A guy could smear some gel on himself and cut off his own sperm production. No more worrying about leaks, no more loss of sensation as an excuse.

"This is cutting edge," said Amory, the co-investigator in a new, federally funded contract with the UW and UCLA to study two gels that, when applied together, could work as a contraceptive.

The gel contract is just the latest in a series of studies at the UW's Center for Research in Reproduction and Contraception, which also has spent years working on a male birth control pill. The idea is to give men alternatives to condoms — which have a 10 percent to 15 percent failure rate when used as the sole means of birth control — and vasectomies.

"For so long, it's kind of been a woman's job to protect herself," said Jeff Golden, who volunteered to participate in two of the UW studies. It appears that gels hold more immediate promise than pills in the quest to develop male contraceptives in this country, Amory said.

That's because testosterone gels already are used for other purposes: testosterone replacement in men suffering from testicular cancer, for example and have been approved as safe.

Europe is ahead in the field, he said, adding that implants (combined with testosterone shots every two months) should hit the market there within three years.

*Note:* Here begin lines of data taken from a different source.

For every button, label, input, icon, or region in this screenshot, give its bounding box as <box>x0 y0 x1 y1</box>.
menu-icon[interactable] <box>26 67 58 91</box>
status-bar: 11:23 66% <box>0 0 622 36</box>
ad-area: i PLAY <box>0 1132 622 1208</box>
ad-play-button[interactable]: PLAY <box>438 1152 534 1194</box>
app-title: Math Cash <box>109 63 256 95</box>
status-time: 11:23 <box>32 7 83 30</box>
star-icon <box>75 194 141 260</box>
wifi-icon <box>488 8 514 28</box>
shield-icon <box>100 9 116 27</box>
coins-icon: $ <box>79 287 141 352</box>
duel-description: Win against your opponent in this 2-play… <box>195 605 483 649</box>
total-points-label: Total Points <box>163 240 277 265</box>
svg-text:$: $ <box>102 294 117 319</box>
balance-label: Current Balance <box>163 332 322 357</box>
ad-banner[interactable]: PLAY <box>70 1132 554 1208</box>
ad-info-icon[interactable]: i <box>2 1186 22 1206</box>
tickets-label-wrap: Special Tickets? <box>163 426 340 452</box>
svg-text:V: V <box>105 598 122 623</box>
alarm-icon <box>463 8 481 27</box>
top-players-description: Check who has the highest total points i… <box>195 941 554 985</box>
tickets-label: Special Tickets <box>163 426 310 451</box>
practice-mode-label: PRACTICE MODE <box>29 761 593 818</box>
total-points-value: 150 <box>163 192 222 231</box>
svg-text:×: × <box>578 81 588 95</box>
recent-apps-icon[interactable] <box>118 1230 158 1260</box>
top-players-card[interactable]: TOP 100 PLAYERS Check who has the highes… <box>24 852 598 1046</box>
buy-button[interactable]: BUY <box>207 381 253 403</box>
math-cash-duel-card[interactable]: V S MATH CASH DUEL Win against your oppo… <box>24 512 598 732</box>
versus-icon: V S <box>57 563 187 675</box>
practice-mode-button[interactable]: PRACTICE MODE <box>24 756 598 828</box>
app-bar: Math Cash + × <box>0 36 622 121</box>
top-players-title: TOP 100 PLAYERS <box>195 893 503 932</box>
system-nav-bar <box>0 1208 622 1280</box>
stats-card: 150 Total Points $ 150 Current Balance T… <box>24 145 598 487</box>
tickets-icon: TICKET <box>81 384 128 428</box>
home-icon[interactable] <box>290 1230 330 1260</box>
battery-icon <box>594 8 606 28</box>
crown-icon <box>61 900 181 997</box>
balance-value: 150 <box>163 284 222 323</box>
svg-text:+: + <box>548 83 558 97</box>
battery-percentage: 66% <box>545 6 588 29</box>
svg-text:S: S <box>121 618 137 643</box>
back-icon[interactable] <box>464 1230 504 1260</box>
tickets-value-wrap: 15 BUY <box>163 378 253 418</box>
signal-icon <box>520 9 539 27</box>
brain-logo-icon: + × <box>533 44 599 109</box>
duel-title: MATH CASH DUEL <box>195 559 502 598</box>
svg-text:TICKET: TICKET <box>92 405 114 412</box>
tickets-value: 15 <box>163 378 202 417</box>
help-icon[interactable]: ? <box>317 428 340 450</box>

Gels are "where we're going in the U.S." and could reach consumers two or three years after that, Amory said.

William Bremner, principal investigator at the UW center, said legal and religious concerns have long deterred this country's big pharmaceutical companies from pursuing male contraceptives.

The UW is just winding up a study in which two groups of men were given a testosterone gel plus shots of progestin, and one of those groups also received acyline, which blocks the hormone that signals the testis to make sperm. In both groups, the gel worked, Amory said.

"The trial's going very well," he said. "The men don't feel any different, but they're not making sperm anymore."